Egal bei welcher Sportart – mich begeistert die Verteidigung immer mehr als der Angriff. Gut eingespielte Abwehrreihen, gepaart mit hoher Disziplin und taktischem Verständnis, sind für mich eine Augenweide. Im Falle der Unicorns war Devin ein stabiler und unverzichtbarer Faktor. Zusammen mit seinen talentierten und erfahrenen Mitspieler sowie dem ehrgeizigen Defensive Coordinator Johannes Brenner, wurde die bereits schon gute Abwehr auf ein nächstes Level gehoben.

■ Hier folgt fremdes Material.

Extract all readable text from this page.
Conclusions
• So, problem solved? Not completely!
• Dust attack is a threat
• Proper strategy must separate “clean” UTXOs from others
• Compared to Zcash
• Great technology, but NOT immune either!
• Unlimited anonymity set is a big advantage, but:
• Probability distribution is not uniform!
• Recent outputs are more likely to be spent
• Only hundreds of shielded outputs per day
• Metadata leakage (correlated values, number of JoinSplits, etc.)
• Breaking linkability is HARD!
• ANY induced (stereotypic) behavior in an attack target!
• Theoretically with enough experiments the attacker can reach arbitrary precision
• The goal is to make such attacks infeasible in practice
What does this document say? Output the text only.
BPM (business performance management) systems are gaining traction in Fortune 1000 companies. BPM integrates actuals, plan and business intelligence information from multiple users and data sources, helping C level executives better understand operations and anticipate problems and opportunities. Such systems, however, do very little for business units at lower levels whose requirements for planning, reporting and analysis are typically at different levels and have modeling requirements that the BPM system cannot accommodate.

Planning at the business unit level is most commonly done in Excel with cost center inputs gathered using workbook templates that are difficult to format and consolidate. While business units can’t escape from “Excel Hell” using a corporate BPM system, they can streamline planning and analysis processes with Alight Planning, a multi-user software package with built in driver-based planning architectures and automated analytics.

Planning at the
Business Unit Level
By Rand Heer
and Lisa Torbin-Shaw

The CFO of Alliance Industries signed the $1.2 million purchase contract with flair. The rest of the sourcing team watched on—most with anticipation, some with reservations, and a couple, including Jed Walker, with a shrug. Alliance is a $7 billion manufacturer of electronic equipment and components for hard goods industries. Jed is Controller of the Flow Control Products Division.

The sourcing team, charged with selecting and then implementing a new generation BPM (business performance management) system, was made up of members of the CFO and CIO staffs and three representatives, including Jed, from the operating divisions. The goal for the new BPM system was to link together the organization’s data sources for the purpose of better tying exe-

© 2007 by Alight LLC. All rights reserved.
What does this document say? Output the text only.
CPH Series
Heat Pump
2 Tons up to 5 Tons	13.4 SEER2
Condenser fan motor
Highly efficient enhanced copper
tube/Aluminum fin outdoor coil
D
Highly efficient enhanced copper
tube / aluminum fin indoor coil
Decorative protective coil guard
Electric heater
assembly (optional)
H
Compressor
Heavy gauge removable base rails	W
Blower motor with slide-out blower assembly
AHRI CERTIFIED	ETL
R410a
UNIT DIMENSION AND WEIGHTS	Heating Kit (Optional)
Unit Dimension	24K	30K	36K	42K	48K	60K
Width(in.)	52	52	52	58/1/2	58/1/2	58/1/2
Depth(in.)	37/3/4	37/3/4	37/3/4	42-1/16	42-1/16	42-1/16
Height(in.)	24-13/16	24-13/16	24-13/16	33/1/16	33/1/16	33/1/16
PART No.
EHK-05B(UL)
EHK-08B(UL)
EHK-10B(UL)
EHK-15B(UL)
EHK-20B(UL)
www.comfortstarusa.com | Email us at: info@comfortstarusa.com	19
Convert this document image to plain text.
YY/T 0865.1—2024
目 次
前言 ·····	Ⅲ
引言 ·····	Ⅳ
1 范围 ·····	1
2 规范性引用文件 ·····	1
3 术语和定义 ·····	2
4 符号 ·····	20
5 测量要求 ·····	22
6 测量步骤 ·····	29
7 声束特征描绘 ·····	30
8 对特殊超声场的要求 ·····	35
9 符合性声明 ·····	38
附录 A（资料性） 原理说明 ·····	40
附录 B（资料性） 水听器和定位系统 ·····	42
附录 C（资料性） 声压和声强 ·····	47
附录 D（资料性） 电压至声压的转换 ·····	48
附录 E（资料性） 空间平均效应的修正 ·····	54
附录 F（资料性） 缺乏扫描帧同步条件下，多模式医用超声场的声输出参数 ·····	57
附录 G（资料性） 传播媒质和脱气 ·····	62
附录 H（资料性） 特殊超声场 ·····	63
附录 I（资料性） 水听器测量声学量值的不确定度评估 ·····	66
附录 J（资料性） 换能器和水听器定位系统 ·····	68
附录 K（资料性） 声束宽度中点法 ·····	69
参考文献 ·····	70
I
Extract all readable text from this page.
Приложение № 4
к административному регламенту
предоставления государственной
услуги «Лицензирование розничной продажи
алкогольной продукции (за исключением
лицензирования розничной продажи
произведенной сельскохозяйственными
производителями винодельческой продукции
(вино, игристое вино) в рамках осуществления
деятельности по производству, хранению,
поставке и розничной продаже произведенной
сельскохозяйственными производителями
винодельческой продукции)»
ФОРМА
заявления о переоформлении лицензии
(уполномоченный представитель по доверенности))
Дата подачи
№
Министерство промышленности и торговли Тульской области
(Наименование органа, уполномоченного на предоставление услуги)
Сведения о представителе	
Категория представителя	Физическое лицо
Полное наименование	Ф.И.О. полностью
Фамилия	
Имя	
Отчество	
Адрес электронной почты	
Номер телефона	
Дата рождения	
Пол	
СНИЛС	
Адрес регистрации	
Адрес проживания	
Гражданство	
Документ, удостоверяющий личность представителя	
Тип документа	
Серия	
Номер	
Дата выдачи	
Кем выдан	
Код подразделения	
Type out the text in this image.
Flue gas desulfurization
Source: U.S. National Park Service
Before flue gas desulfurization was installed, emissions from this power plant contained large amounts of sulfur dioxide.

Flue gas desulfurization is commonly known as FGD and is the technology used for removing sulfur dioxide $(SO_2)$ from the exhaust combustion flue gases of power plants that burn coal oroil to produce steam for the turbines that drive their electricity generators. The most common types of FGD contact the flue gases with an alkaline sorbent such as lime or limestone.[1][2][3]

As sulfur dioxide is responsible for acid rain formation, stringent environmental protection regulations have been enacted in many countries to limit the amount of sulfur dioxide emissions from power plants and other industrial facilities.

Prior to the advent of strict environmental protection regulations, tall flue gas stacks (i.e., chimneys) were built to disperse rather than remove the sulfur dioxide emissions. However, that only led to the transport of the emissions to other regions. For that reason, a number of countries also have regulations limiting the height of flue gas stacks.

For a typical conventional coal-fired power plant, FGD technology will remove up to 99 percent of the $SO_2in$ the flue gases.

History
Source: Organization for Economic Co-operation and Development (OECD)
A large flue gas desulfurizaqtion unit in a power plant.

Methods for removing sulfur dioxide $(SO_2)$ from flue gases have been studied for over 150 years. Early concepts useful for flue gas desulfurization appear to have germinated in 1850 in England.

Physisch. Diszipliniert. Fair.
Der Höhepunkt: German Bowl 2017.
In Berlin treffen die schwäbischen Provinz-Einhörner im Finale wieder einmal auf die potenten Löwen aus Braunschweig. In anderen Worten: Der FC Bayern des American Football.
In einer Regenschlacht bestimmen beide Abwehrreihen das Spiel. 11 Sekunden vor Schluss kann der Kicker von Braunschweig in einer guten Feldposition mit einem Field Goal den Gewinn der deutschen Meisterschaft klar machen.
Devin zeigt auch im Saisonfinale seine Stärke. Fast schon mühelos durchdringt er die beschützenden Guards des Kickers. Mit seiner Hand blockt er den fliegenden Ball. Später wird er zu dieser Szene sagen: „Ich wusste, Gott und mein Vater werden mir helfen.“
Die Unicorns gewinnen 14:13. Ihre dritte deutsche Meisterschaft. Zuvor hatte der Underdog drei Mal hintereinander im Finale gegen Braunschweig verloren. Was für eine Geschichte!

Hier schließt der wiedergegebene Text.